A Webpack Loader that automatically inserts react-hot-loader to your app, without any changes in your app code.
All it takes is a simple regex to indicate where your "App" Components are. This module does nothing if NODE_ENV
is set to production
.
Example:
This example code (A very informative webpack example)
- Install
npm i react-hot-loader-loader
- In your Webpack configuration, add this loader:
{
test: /\/App\.js$/, // regex to match files to receive react-hot-loader functionality
loader: require.resolve('react-hot-loader-loader'),
}
This loader must be placed after any ES6 transpiling loader (Babel), to make sure it transforms the code before it.
- Add react-hot-loader to your Babel plugins:
{
"plugins": ["react-hot-loader/babel"]
}
Working project example with HMR, react-hot-loader and error recovery.
The loader is dependent on react-hot-loader v4+, and won't work with earlier versions.
react-hot-loader is amazing! It exposes an HOC that does all the heavy lifting. It can wrap any component and will add real time components tweaking functionality while using HMR.
This Webpack loader just make things cleaner and easier, wrapping components with this HOC for you.

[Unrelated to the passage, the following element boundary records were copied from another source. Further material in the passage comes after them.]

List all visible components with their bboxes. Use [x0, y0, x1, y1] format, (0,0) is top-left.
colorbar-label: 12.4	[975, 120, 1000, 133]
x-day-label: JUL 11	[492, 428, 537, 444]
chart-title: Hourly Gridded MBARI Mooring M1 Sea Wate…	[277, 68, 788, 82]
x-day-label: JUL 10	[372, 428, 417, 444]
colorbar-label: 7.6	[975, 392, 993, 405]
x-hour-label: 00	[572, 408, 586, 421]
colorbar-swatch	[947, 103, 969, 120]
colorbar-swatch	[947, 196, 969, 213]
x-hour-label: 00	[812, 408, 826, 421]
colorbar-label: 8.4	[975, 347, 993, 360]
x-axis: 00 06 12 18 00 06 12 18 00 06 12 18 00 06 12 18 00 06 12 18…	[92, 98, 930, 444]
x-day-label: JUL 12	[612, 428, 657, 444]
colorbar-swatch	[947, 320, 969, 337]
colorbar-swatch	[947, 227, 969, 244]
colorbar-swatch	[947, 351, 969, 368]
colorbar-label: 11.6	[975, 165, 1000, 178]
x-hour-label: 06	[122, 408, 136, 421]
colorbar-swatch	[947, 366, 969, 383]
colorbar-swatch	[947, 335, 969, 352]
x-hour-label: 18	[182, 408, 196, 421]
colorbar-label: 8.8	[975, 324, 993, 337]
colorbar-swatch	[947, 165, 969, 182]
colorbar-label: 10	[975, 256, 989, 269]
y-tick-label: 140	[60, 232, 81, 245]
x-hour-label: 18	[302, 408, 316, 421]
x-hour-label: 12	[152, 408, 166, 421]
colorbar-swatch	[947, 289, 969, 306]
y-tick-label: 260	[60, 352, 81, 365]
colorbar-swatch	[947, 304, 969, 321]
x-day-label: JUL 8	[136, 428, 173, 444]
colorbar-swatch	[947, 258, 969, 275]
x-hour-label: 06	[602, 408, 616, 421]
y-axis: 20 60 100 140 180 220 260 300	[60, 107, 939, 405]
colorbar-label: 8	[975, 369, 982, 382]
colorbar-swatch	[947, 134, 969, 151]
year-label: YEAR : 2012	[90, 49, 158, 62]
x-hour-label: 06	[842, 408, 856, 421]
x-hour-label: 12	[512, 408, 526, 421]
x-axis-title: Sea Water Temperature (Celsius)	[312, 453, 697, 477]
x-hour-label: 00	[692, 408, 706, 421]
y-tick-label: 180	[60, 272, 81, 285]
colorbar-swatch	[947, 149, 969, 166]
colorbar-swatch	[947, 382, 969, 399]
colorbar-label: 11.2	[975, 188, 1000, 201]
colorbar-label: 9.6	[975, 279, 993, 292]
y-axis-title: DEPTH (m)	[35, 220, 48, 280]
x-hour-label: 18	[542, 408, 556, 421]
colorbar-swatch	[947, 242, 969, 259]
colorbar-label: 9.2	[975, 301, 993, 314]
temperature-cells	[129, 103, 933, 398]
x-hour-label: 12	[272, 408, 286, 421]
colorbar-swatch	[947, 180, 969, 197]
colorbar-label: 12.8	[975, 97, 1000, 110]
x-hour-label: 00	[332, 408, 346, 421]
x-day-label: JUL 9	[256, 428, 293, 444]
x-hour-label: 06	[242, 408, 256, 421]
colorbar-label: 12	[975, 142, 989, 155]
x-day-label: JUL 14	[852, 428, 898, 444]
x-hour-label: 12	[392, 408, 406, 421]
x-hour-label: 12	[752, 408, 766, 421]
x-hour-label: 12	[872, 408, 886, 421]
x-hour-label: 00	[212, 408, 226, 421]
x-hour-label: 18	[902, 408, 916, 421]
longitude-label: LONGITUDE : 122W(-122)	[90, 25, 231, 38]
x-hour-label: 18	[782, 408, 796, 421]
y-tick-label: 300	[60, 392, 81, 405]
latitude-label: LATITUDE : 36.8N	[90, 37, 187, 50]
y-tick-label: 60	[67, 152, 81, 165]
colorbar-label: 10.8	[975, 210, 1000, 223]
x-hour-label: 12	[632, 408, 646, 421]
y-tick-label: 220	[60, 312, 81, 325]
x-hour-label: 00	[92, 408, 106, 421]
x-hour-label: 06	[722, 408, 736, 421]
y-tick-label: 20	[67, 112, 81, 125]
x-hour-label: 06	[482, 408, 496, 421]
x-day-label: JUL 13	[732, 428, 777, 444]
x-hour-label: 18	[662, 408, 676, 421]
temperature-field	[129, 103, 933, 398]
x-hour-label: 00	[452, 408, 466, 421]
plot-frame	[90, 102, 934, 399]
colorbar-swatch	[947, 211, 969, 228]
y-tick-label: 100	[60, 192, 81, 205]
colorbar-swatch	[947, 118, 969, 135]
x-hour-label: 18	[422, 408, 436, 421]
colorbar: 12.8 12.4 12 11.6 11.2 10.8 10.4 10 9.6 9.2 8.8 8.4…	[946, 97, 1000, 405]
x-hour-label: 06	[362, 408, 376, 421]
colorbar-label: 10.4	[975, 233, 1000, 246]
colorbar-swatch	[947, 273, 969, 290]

All that from a Webpack configuration and not from inside Components.
This component:
import React from 'react';
export default class App extends React.Component {
render() {
return 'something';
}
}
Will transform to this (before ES6 transpilation):
import {hot} from 'react-hot-loader';
import React from 'react';
class App extends React.Component {
render() {
return 'something';
}
}
export default hot(module)(App);
See the test for many more examples.
- Easier to control through configuration, just decide a convention and then there is no need for any additional code in an app.
- No need to refactor old code.
- Allows dynamic control, for example by using a command flag.
- You can remove the loader on certain Webpack configurations.